Des millions de membres de Medicaid devraient perdre leur couverture à partir d’avril, lorsqu’une disposition visant à empêcher les États d’expulser des personnes du programme pendant l’urgence de santé publique COVID-19 prendra fin.

Cela perturbera les soins de santé pour de nombreuses personnes à faible revenu et d’autres, certains nouveaux non assurés étant forcés de se faire soigner dans les salles d’urgence ou de renoncer à des médicaments sur ordonnance inabordables.

En outre, les hôpitaux – en particulier les hôpitaux ruraux – peuvent voir leur dette augmenter car ils couvrent le coût du traitement d’une vague de patients non assurés.

Lorsque des millions de patients perdront leur couverture Medicaid, les centres de santé communautaires en souffriront également.

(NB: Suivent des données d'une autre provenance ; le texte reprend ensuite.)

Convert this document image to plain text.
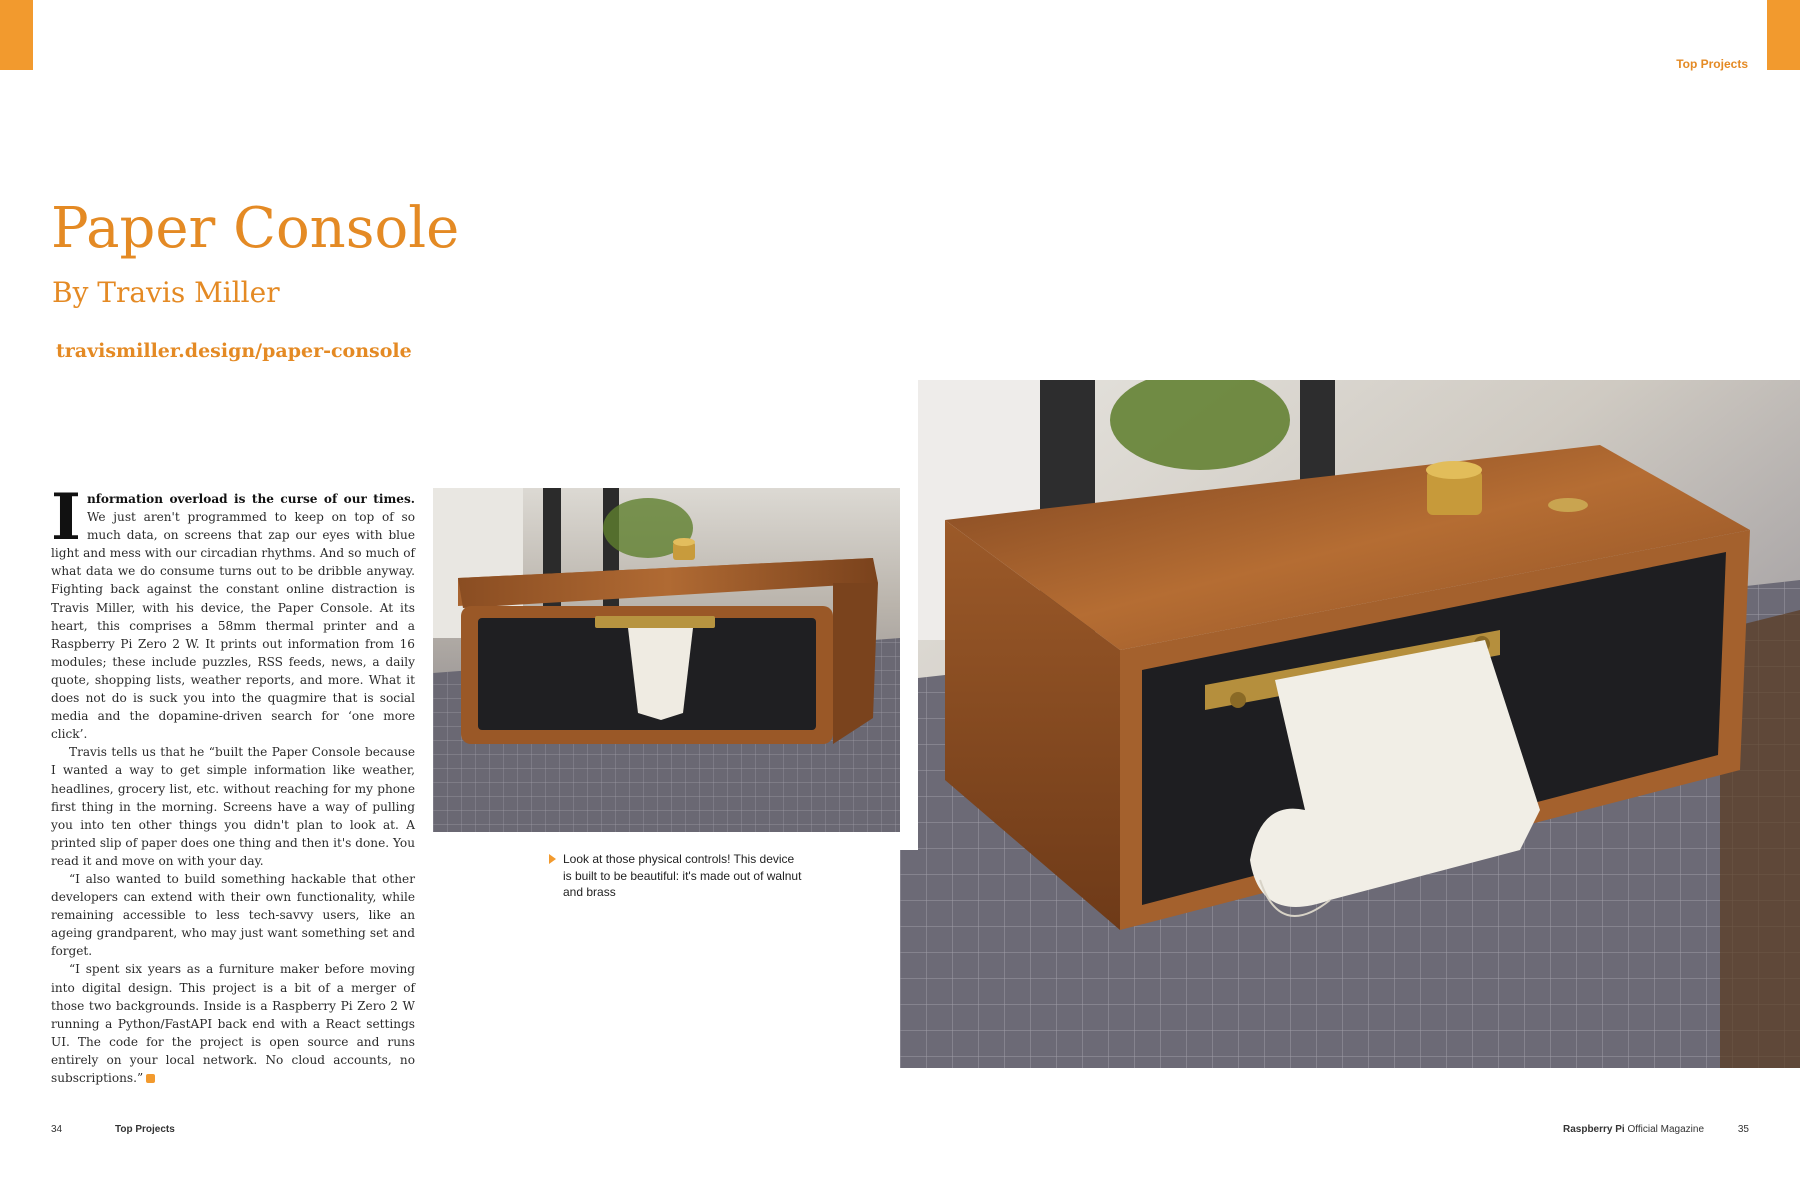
Top Projects
Paper Console
By Travis Miller
travismiller.design/paper-console

Information overload is the curse of our times. We just aren't programmed to keep on top of so much data, on screens that zap our eyes with blue light and mess with our circadian rhythms. And so much of what data we do consume turns out to be dribble anyway. Fighting back against the constant online distraction is Travis Miller, with his device, the Paper Console. At its heart, this comprises a 58mm thermal printer and a Raspberry Pi Zero 2 W. It prints out information from 16 modules; these include puzzles, RSS feeds, news, a daily quote, shopping lists, weather reports, and more. What it does not do is suck you into the quagmire that is social media and the dopamine-driven search for ‘one more click’.

Travis tells us that he “built the Paper Console because I wanted a way to get simple information like weather, headlines, grocery list, etc. without reaching for my phone first thing in the morning. Screens have a way of pulling you into ten other things you didn't plan to look at. A printed slip of paper does one thing and then it's done. You read it and move on with your day.

“I also wanted to build something hackable that other developers can extend with their own functionality, while remaining accessible to less tech-savvy users, like an ageing grandparent, who may just want something set and forget.

“I spent six years as a furniture maker before moving into digital design. This project is a bit of a merger of those two backgrounds. Inside is a Raspberry Pi Zero 2 W running a Python/FastAPI back end with a React settings UI. The code for the project is open source and runs entirely on your local network. No cloud accounts, no subscriptions.”

Look at those physical controls! This device is built to be beautiful: it's made out of walnut and brass
34	Top Projects	Raspberry Pi Official Magazine	35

Cela affectera les revenus du centre et sa capacité à aider les communautés médicalement mal desservies.

Dans le cadre du Families First Coronavirus Response Act (FFCRA), adopté en mars 2020, les États doivent maintenir la plupart des membres sous Medicaid. En échange, les États qui ont promulgué cette disposition et d’autres ont reçu davantage de financement fédéral.

Auparavant, les États réévaluaient régulièrement l’éligibilité des membres, y compris leurs revenus. Si les personnes satisfont toujours aux critères d’admissibilité au moment du réexamen, leur couverture se poursuivra.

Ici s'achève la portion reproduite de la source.